Declan noted that Coupa sees a growing need for data analyst roles embedded within support. As AI surfaces more complex insights and signals, someone needs to interpret them, build dashboards, and drive action. They are investing in training their teams not just to use AI tools but to understand how to work with data—how to ask the right questions and turn insights into business outcomes.
Both leaders agree: prompting skills, data literacy, and AI fluency are fast becoming must-haves in the modern CX org.
7. Soft Skills Are Still the Differentiator
While AI can automate routing, monitor sentiment, and flag risks, it still can’t replace the human skills that truly define a great customer experience. Declan shared a powerful insight from Coupa’s data: the number one predictor of a top-performing support agent isn’t technical knowledge—it’s communication. Specifically, it’s how well and how frequently an agent communicates with customers.
The highest-performing agents are those who maintain clear, structured, and proactive communication. They set expectations, provide updates, and demonstrate empathy—all skills AI can’t fully replicate. This insight has driven Coupa to build templates and workflows that reinforce effective communication, making it easier for all agents to adopt these best practices.
Erika echoed this, pointing out that soft skills like empathy, active listening, and the ability to navigate ambiguity are the traits that differentiate good support from great support. While AI takes care of the repetitive tasks and surfaces risks, it frees agents to focus on these more complex, high-value interactions.
In both organizations, the message is clear: AI amplifies human skills—it doesn’t replace them.
8. AI Can Improve Employee Retention, Not Just CX
A fascinating insight from both Braze and Coup is that AI doesn’t just improve customer outcomes. It improves employee satisfaction and retention.

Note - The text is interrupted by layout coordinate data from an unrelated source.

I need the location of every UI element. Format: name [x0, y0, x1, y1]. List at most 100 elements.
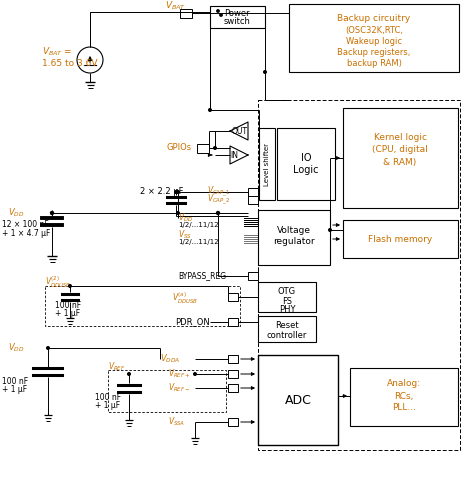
- Text: $V_{BAT}$ =: $V_{BAT}$ =: [42, 46, 73, 58]
- Circle shape: [194, 373, 196, 375]
- Text: Reset: Reset: [275, 322, 299, 330]
- Text: Power: Power: [224, 9, 250, 18]
- Bar: [244, 243, 258, 244]
- Bar: [228, 370, 238, 378]
- Bar: [277, 128, 335, 200]
- Text: + 1 µF: + 1 µF: [95, 402, 120, 411]
- Text: controller: controller: [267, 330, 307, 339]
- Text: Level shifter: Level shifter: [264, 142, 270, 185]
- Text: $V_{REF+}$: $V_{REF+}$: [168, 368, 190, 380]
- Text: Analog:: Analog:: [387, 380, 421, 389]
- Text: $V_{DD}$: $V_{DD}$: [8, 207, 24, 219]
- Bar: [350, 368, 458, 426]
- Text: $V_{BAT}$: $V_{BAT}$: [166, 0, 187, 12]
- Text: 1/2/...11/12: 1/2/...11/12: [178, 239, 219, 245]
- Text: $V_{CAP\_2}$: $V_{CAP\_2}$: [207, 193, 230, 207]
- Text: 100 nF: 100 nF: [95, 393, 121, 402]
- Text: backup RAM): backup RAM): [347, 58, 402, 67]
- Bar: [259, 128, 275, 200]
- Text: BYPASS_REG: BYPASS_REG: [178, 272, 226, 281]
- Text: $V_{DDUSB}^{(2)}$: $V_{DDUSB}^{(2)}$: [45, 274, 71, 290]
- Text: $V_{REF-}$: $V_{REF-}$: [168, 382, 190, 394]
- Text: 1/2/...11/12: 1/2/...11/12: [178, 222, 219, 228]
- Bar: [244, 220, 258, 221]
- Bar: [108, 370, 226, 412]
- Bar: [244, 239, 258, 240]
- Bar: [228, 293, 238, 301]
- Bar: [180, 9, 192, 18]
- Circle shape: [263, 71, 266, 73]
- Circle shape: [51, 211, 53, 215]
- Circle shape: [177, 212, 179, 214]
- Text: Kernel logic: Kernel logic: [373, 133, 426, 142]
- Bar: [197, 144, 209, 153]
- Bar: [228, 418, 238, 426]
- Text: (OSC32K,RTC,: (OSC32K,RTC,: [345, 25, 403, 34]
- Text: switch: switch: [224, 17, 250, 25]
- Text: $V_{SSA}$: $V_{SSA}$: [168, 416, 185, 428]
- Text: 100 nF: 100 nF: [2, 378, 28, 387]
- Bar: [289, 4, 459, 72]
- Text: & RAM): & RAM): [383, 157, 417, 166]
- Text: GPIOs: GPIOs: [167, 143, 192, 152]
- Bar: [244, 226, 258, 227]
- Circle shape: [128, 373, 130, 375]
- Text: $V_{CAP\_1}$: $V_{CAP\_1}$: [207, 185, 230, 199]
- Text: 12 × 100 nF: 12 × 100 nF: [2, 219, 49, 228]
- Text: + 1 µF: + 1 µF: [55, 309, 80, 318]
- Bar: [258, 282, 316, 312]
- Text: 1.65 to 3.6V: 1.65 to 3.6V: [42, 58, 97, 67]
- Bar: [258, 210, 330, 265]
- Text: regulator: regulator: [273, 237, 315, 246]
- Text: Backup registers,: Backup registers,: [337, 47, 411, 56]
- Text: Voltage: Voltage: [277, 226, 311, 235]
- Text: PLL...: PLL...: [392, 403, 416, 413]
- Bar: [244, 237, 258, 238]
- Bar: [248, 188, 258, 196]
- Bar: [228, 384, 238, 392]
- Text: Logic: Logic: [293, 165, 319, 175]
- Bar: [228, 355, 238, 363]
- Text: PHY: PHY: [279, 305, 295, 315]
- Circle shape: [177, 191, 179, 193]
- Circle shape: [329, 228, 331, 231]
- Bar: [248, 272, 258, 280]
- Text: RCs,: RCs,: [395, 391, 414, 401]
- Circle shape: [220, 14, 222, 16]
- Text: $V_{DDUSB}^{(a)}$: $V_{DDUSB}^{(a)}$: [172, 290, 198, 306]
- Bar: [210, 6, 265, 28]
- Text: Wakeup logic: Wakeup logic: [346, 36, 402, 45]
- Bar: [244, 224, 258, 225]
- Bar: [244, 235, 258, 236]
- Text: Flash memory: Flash memory: [368, 235, 432, 243]
- Bar: [258, 316, 316, 342]
- Circle shape: [47, 347, 49, 349]
- Circle shape: [214, 147, 216, 149]
- Text: $V_{DDA}$: $V_{DDA}$: [160, 353, 180, 365]
- Bar: [228, 318, 238, 326]
- Text: 100 nF: 100 nF: [55, 302, 81, 311]
- Circle shape: [69, 285, 71, 287]
- Text: 2 × 2.2 µF: 2 × 2.2 µF: [140, 187, 183, 196]
- Circle shape: [217, 211, 219, 215]
- Text: + 1 × 4.7 µF: + 1 × 4.7 µF: [2, 228, 51, 238]
- Bar: [343, 108, 458, 208]
- Bar: [258, 355, 338, 445]
- Polygon shape: [230, 146, 248, 164]
- Text: FS: FS: [282, 296, 292, 305]
- Text: $V_{SS}$: $V_{SS}$: [178, 229, 192, 241]
- Text: (CPU, digital: (CPU, digital: [372, 145, 428, 154]
- Bar: [248, 196, 258, 204]
- Text: IN: IN: [230, 151, 238, 160]
- Text: ADC: ADC: [285, 393, 311, 406]
- Text: + 1 µF: + 1 µF: [2, 385, 27, 394]
- Circle shape: [209, 109, 211, 111]
- Circle shape: [217, 10, 219, 12]
- Circle shape: [175, 191, 177, 193]
- Bar: [244, 222, 258, 223]
- Bar: [244, 241, 258, 242]
- Text: $V_{DD}$: $V_{DD}$: [8, 342, 24, 354]
- Text: $V_{REF}$: $V_{REF}$: [108, 361, 125, 373]
- Text: Backup circuitry: Backup circuitry: [337, 13, 410, 22]
- Text: PDR_ON: PDR_ON: [175, 317, 210, 326]
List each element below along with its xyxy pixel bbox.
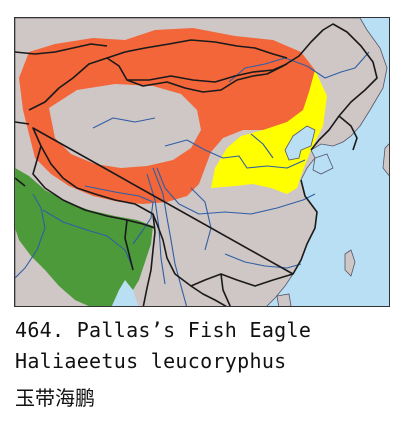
border-bangladesh — [124, 219, 134, 271]
river-brahmaputra — [84, 185, 154, 245]
river-pearl — [224, 253, 302, 269]
border-russia-kazakh — [15, 43, 108, 55]
taiwan-island — [344, 249, 356, 277]
chinese-name: 玉带海鹏 — [15, 386, 95, 410]
river-sichuan — [190, 187, 212, 251]
range-map — [14, 17, 390, 307]
border-korea — [338, 115, 358, 151]
bay-of-bengal — [111, 280, 139, 306]
rivers — [15, 51, 370, 306]
river-amur — [228, 51, 370, 83]
border-indochina — [190, 273, 231, 306]
river-north — [250, 133, 274, 159]
river-indus — [15, 193, 46, 279]
river-mekong — [152, 167, 188, 306]
resident-range — [15, 168, 153, 306]
english-name: Pallas’s Fish Eagle — [76, 318, 312, 342]
river-yangtze — [156, 167, 316, 215]
bohai-sea — [284, 125, 316, 161]
hainan-island — [276, 293, 292, 306]
border-myanmar — [142, 213, 156, 306]
border-india-nepal — [32, 145, 156, 229]
borders — [15, 23, 378, 306]
river-tarim — [92, 117, 156, 129]
yellow-sea-edge — [312, 153, 334, 175]
species-number: 464. — [15, 318, 65, 342]
range-gap-plateau — [49, 84, 201, 168]
river-yellow — [164, 139, 306, 169]
caption-title: 464. Pallas’s Fish Eagle — [15, 318, 311, 342]
japan-edge — [382, 143, 389, 177]
scientific-name: Haliaeetus leucoryphus — [15, 349, 287, 373]
river-ganges — [42, 209, 134, 269]
border-west — [15, 121, 30, 187]
border-mongolia — [106, 39, 288, 83]
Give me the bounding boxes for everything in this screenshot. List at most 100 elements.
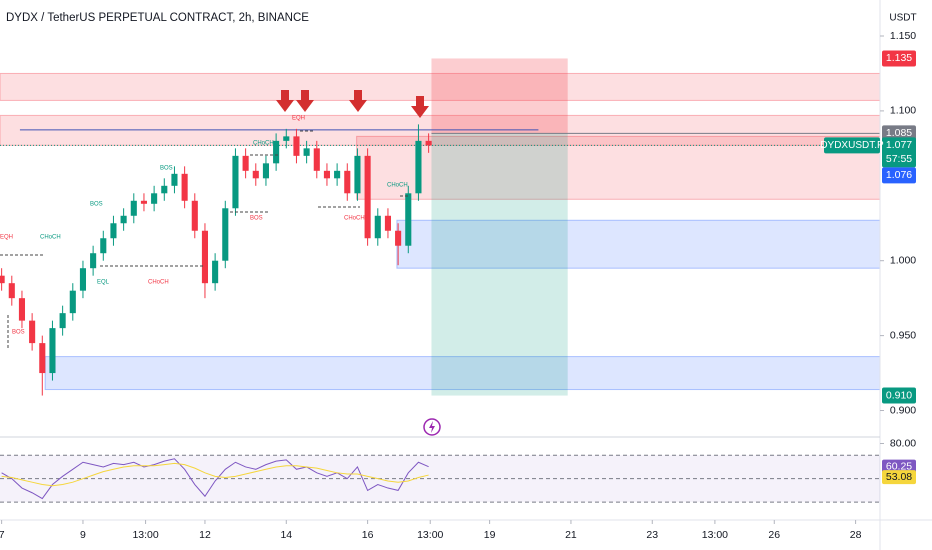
candle-body bbox=[344, 170, 351, 194]
x-tick-label: 28 bbox=[850, 529, 862, 541]
annotation: CHoCH bbox=[387, 183, 408, 189]
zone bbox=[0, 72, 881, 101]
candle-body bbox=[364, 155, 371, 239]
candle-body bbox=[374, 215, 381, 239]
candle-body bbox=[29, 320, 36, 344]
candle-body bbox=[242, 155, 249, 171]
candle-body bbox=[8, 283, 15, 299]
zone bbox=[356, 135, 881, 200]
candle-body bbox=[90, 253, 97, 269]
candle-body bbox=[49, 328, 56, 374]
x-tick-label: 16 bbox=[362, 529, 374, 541]
price-label: 1.085 bbox=[886, 127, 912, 139]
rsi-value-label: 60.25 bbox=[886, 460, 912, 472]
candle-body bbox=[100, 238, 107, 254]
annotation: EQH bbox=[0, 235, 13, 241]
annotation: CHoCH bbox=[253, 141, 274, 147]
candle-body bbox=[171, 173, 178, 186]
x-tick-label: 23 bbox=[646, 529, 658, 541]
candle-body bbox=[425, 140, 432, 146]
candle-body bbox=[120, 215, 127, 224]
chart-title: DYDX / TetherUS PERPETUAL CONTRACT, 2h, … bbox=[6, 12, 309, 24]
arrow bbox=[411, 96, 429, 118]
price-label: 1.076 bbox=[886, 169, 912, 181]
candle-body bbox=[232, 155, 239, 209]
annotation: BOS bbox=[90, 202, 103, 208]
arrow bbox=[276, 90, 294, 112]
rsi-line bbox=[1, 462, 429, 487]
candle-body bbox=[222, 208, 229, 261]
x-tick-label: 14 bbox=[280, 529, 292, 541]
annotation: BOS bbox=[12, 330, 25, 336]
candle-body bbox=[39, 343, 46, 374]
x-tick-label: 12 bbox=[199, 529, 211, 541]
candle-body bbox=[110, 223, 117, 239]
price-label-box bbox=[882, 50, 916, 67]
symbol-label: DYDXUSDT.P bbox=[820, 140, 884, 151]
annotation: BOS bbox=[250, 216, 263, 222]
y-tick-label: 1.150 bbox=[890, 30, 916, 42]
rsi-line bbox=[1, 458, 429, 500]
candle-body bbox=[18, 298, 26, 321]
candle-body bbox=[59, 313, 66, 329]
price-label-box bbox=[882, 387, 916, 404]
candle-body bbox=[201, 230, 209, 284]
currency: USDT bbox=[889, 13, 916, 24]
candle-body bbox=[313, 148, 320, 171]
y-tick-label: 0.950 bbox=[890, 329, 916, 341]
x-tick-label: 13:00 bbox=[702, 529, 728, 541]
zone bbox=[396, 219, 881, 269]
x-tick-label: 13:00 bbox=[132, 529, 158, 541]
rsi-tick-label: 80.00 bbox=[890, 437, 916, 449]
candle-body bbox=[252, 170, 259, 179]
symbol-box bbox=[824, 137, 880, 154]
countdown: 57:55 bbox=[886, 153, 912, 165]
x-tick-label: 26 bbox=[768, 529, 780, 541]
annotation: CHoCH bbox=[344, 216, 365, 222]
candle-body bbox=[181, 173, 188, 201]
candle-body bbox=[69, 290, 76, 314]
candle-body bbox=[262, 163, 270, 179]
candle-body bbox=[151, 193, 158, 204]
alert-icon[interactable] bbox=[423, 418, 441, 436]
arrow bbox=[296, 90, 314, 112]
rsi-band bbox=[0, 455, 880, 503]
x-tick-label: 21 bbox=[565, 529, 577, 541]
candle-body bbox=[79, 268, 87, 291]
annotation: BOS bbox=[160, 166, 173, 172]
position-target bbox=[431, 133, 568, 396]
arrows bbox=[276, 90, 429, 118]
candle-body bbox=[323, 170, 330, 179]
last-price-label: 1.077 bbox=[886, 139, 912, 151]
candle-body bbox=[161, 185, 168, 194]
annotation: CHoCH bbox=[40, 235, 61, 241]
candle-body bbox=[283, 136, 290, 141]
annotations: CHoCH EQH BOS BOS CHoCH EQH EQL CHoCH BO… bbox=[0, 116, 408, 350]
candle-body bbox=[395, 230, 402, 246]
price-label: 1.135 bbox=[886, 52, 912, 64]
x-tick-label: 13:00 bbox=[417, 529, 443, 541]
x-tick-label: 7 bbox=[0, 529, 5, 541]
y-tick-label: 1.000 bbox=[890, 254, 916, 266]
price-label: 0.910 bbox=[886, 389, 912, 401]
price-label-box bbox=[882, 167, 916, 184]
candle-body bbox=[191, 200, 198, 231]
x-tick-label: 9 bbox=[80, 529, 86, 541]
candle-body bbox=[405, 193, 412, 246]
rsi-value-box bbox=[882, 470, 916, 485]
x-tick-label: 19 bbox=[484, 529, 496, 541]
candle-body bbox=[0, 275, 5, 284]
rsi-value-label: 53.08 bbox=[886, 471, 912, 483]
last-price-box bbox=[882, 137, 916, 168]
candle-body bbox=[384, 215, 391, 231]
candle-body bbox=[273, 140, 280, 164]
candle-body bbox=[354, 155, 361, 194]
candle-body bbox=[415, 140, 422, 194]
candle-body bbox=[212, 260, 219, 284]
y-tick-label: 1.100 bbox=[890, 105, 916, 117]
candle-body bbox=[303, 148, 310, 156]
arrow bbox=[349, 90, 367, 112]
candle-body bbox=[130, 200, 137, 216]
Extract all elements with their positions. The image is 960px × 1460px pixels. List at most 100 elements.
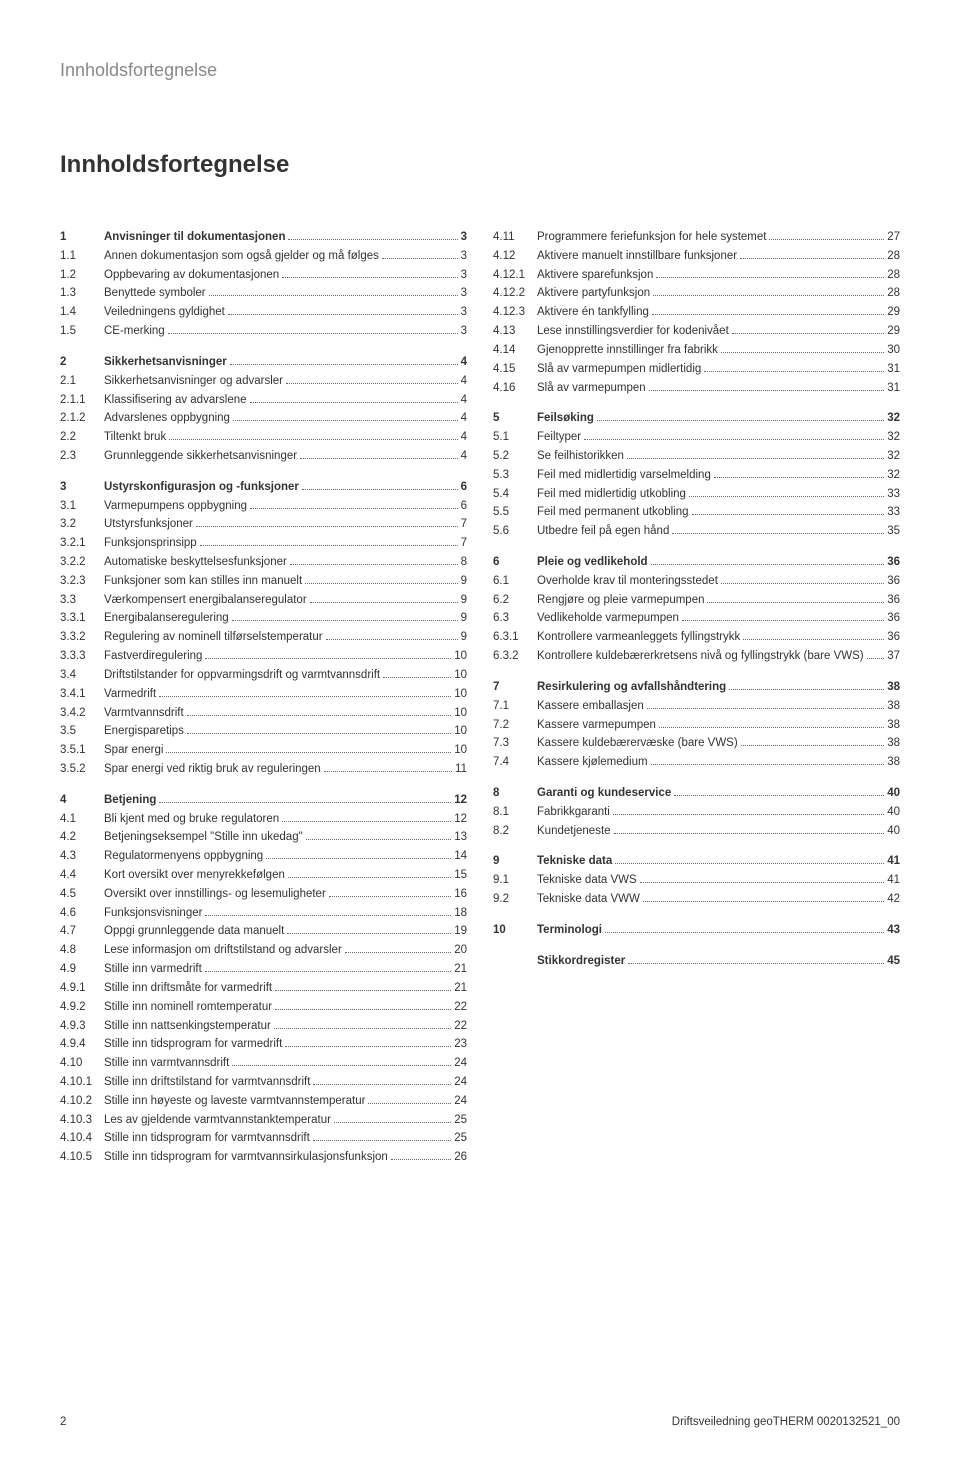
toc-row: 7Resirkulering og avfallshåndtering38 xyxy=(493,679,900,697)
toc-row: 3.5.2Spar energi ved riktig bruk av regu… xyxy=(60,761,467,779)
toc-number: 3.3.2 xyxy=(60,629,104,647)
toc-label: Stille inn nominell romtemperatur xyxy=(104,999,272,1017)
toc-leader-dots xyxy=(729,689,884,690)
toc-page-number: 24 xyxy=(454,1055,467,1073)
toc-row: 5Feilsøking32 xyxy=(493,410,900,428)
toc-row: 6Pleie og vedlikehold36 xyxy=(493,554,900,572)
toc-leader-dots xyxy=(721,352,884,353)
toc-number: 5.6 xyxy=(493,523,537,541)
toc-leader-dots xyxy=(326,639,458,640)
toc-row: 8.2Kundetjeneste40 xyxy=(493,823,900,841)
toc-number: 4.10 xyxy=(60,1055,104,1073)
toc-number: 3.2.3 xyxy=(60,573,104,591)
toc-row: 7.1Kassere emballasjen38 xyxy=(493,698,900,716)
toc-leader-dots xyxy=(250,508,458,509)
toc-number: 3.2 xyxy=(60,516,104,534)
toc-leader-dots xyxy=(159,802,451,803)
toc-leader-dots xyxy=(274,1028,451,1029)
toc-label: Les av gjeldende varmtvannstanktemperatu… xyxy=(104,1112,331,1130)
toc-row: 4.10.4Stille inn tidsprogram for varmtva… xyxy=(60,1130,467,1148)
toc-row: 3.3Værkompensert energibalanseregulator9 xyxy=(60,592,467,610)
toc-label: Regulering av nominell tilførselstempera… xyxy=(104,629,323,647)
footer-doc-id: Driftsveiledning geoTHERM 0020132521_00 xyxy=(672,1416,900,1428)
toc-page-number: 10 xyxy=(454,648,467,666)
toc-number: 4.5 xyxy=(60,886,104,904)
toc-label: Kontrollere varmeanleggets fyllingstrykk xyxy=(537,629,740,647)
toc-row: 2Sikkerhetsanvisninger4 xyxy=(60,354,467,372)
toc-page-number: 40 xyxy=(887,823,900,841)
toc-label: CE-merking xyxy=(104,323,165,341)
toc-leader-dots xyxy=(689,496,884,497)
toc-leader-dots xyxy=(649,390,885,391)
toc-label: Anvisninger til dokumentasjonen xyxy=(104,229,285,247)
toc-row: 7.4Kassere kjølemedium38 xyxy=(493,754,900,772)
toc-page-number: 8 xyxy=(461,554,467,572)
toc-number: 4.9.1 xyxy=(60,980,104,998)
toc-number: 4.14 xyxy=(493,342,537,360)
toc-leader-dots xyxy=(196,526,458,527)
toc-number: 4.12.2 xyxy=(493,285,537,303)
toc-leader-dots xyxy=(228,314,458,315)
toc-label: Stikkordregister xyxy=(537,953,625,971)
toc-row: 3.3.1Energibalanseregulering9 xyxy=(60,610,467,628)
toc-row: 5.6Utbedre feil på egen hånd35 xyxy=(493,523,900,541)
toc-number: 4.9.4 xyxy=(60,1036,104,1054)
toc-number: 4 xyxy=(60,792,104,810)
toc-number: 7.2 xyxy=(493,717,537,735)
running-header: Innholdsfortegnelse xyxy=(60,60,900,81)
toc-row: 5.1Feiltyper32 xyxy=(493,429,900,447)
toc-leader-dots xyxy=(250,402,458,403)
section-gap xyxy=(493,667,900,679)
toc-number: 4.3 xyxy=(60,848,104,866)
toc-page-number: 33 xyxy=(887,486,900,504)
toc-label: Stille inn tidsprogram for varmedrift xyxy=(104,1036,282,1054)
toc-label: Veiledningens gyldighet xyxy=(104,304,225,322)
toc-right-column: 4.11Programmere feriefunksjon for hele s… xyxy=(493,229,900,1168)
section-gap xyxy=(493,398,900,410)
toc-label: Kontrollere kuldebærerkretsens nivå og f… xyxy=(537,648,864,666)
toc-number: 7.1 xyxy=(493,698,537,716)
toc-label: Resirkulering og avfallshåndtering xyxy=(537,679,726,697)
toc-label: Lese innstillingsverdier for kodenivået xyxy=(537,323,729,341)
toc-page-number: 19 xyxy=(454,923,467,941)
toc-label: Se feilhistorikken xyxy=(537,448,624,466)
toc-page-number: 40 xyxy=(887,804,900,822)
toc-label: Tekniske data xyxy=(537,853,612,871)
toc-number: 6.3.1 xyxy=(493,629,537,647)
toc-row: 5.3Feil med midlertidig varselmelding32 xyxy=(493,467,900,485)
toc-row: 6.3.2Kontrollere kuldebærerkretsens nivå… xyxy=(493,648,900,666)
toc-row: 4.12.2Aktivere partyfunksjon28 xyxy=(493,285,900,303)
toc-row: 6.3.1Kontrollere varmeanleggets fyllings… xyxy=(493,629,900,647)
toc-leader-dots xyxy=(233,420,458,421)
toc-page-number: 24 xyxy=(454,1074,467,1092)
toc-label: Programmere feriefunksjon for hele syste… xyxy=(537,229,766,247)
toc-number: 4.10.4 xyxy=(60,1130,104,1148)
toc-page-number: 32 xyxy=(887,448,900,466)
toc-row: 6.1Overholde krav til monteringsstedet36 xyxy=(493,573,900,591)
toc-row: 1.1Annen dokumentasjon som også gjelder … xyxy=(60,248,467,266)
toc-leader-dots xyxy=(159,696,451,697)
toc-number: 4.16 xyxy=(493,380,537,398)
toc-page-number: 22 xyxy=(454,1018,467,1036)
toc-label: Stille inn nattsenkingstemperatur xyxy=(104,1018,271,1036)
toc-leader-dots xyxy=(721,583,884,584)
toc-page-number: 28 xyxy=(887,248,900,266)
toc-page-number: 7 xyxy=(461,516,467,534)
toc-leader-dots xyxy=(743,639,884,640)
toc-leader-dots xyxy=(305,583,457,584)
toc-label: Gjenopprette innstillinger fra fabrikk xyxy=(537,342,718,360)
toc-row: 4Betjening12 xyxy=(60,792,467,810)
section-gap xyxy=(493,910,900,922)
toc-label: Garanti og kundeservice xyxy=(537,785,671,803)
toc-label: Fabrikkgaranti xyxy=(537,804,610,822)
toc-row: 3.4.1Varmedrift10 xyxy=(60,686,467,704)
toc-leader-dots xyxy=(205,971,451,972)
toc-leader-dots xyxy=(324,771,452,772)
toc-label: Feil med midlertidig utkobling xyxy=(537,486,686,504)
toc-label: Værkompensert energibalanseregulator xyxy=(104,592,307,610)
toc-page-number: 4 xyxy=(461,448,467,466)
toc-row: 4.1Bli kjent med og bruke regulatoren12 xyxy=(60,811,467,829)
page-title: Innholdsfortegnelse xyxy=(60,151,900,179)
toc-label: Aktivere én tankfylling xyxy=(537,304,649,322)
toc-number: 4.12.3 xyxy=(493,304,537,322)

Declan pointed out that by automating routine tasks, improving routing accuracy, and reducing the chaos of surprise escalations, AI creates a less stressful work environment. Agents feel more in control, more supported, and more effective. This has contributed to Coupa’s ability to grow their support team rather than shrink it, even after deploying AI.
Erika highlighted that empowering senior agents with tools like SupportLogic actually makes their jobs more fulfilling. Instead of focusing solely on their own queues, these tenured agents are able to play a more strategic role—mentoring others, initiating case swarms, and having a broader impact on team success.
Krishna added examples from other customers where AI has been used to surface abusive customer language, enabling companies to set policies that protect employees. He also noted that faster onboarding through better knowledge management reduces burnout and improves retention.
The takeaway is clear: AI isn’t just a cost efficiency play—it’s a tool for building healthier, happier support organizations.
Final Thoughts
AI is transforming the way modern CX leaders operate—not through hype, but through pragmatic, signal-driven workflows that improve both customer and employee outcomes in a real and measurable way. As Erika put it: “AI isn’t replacing people—it’s helping them do their best work.”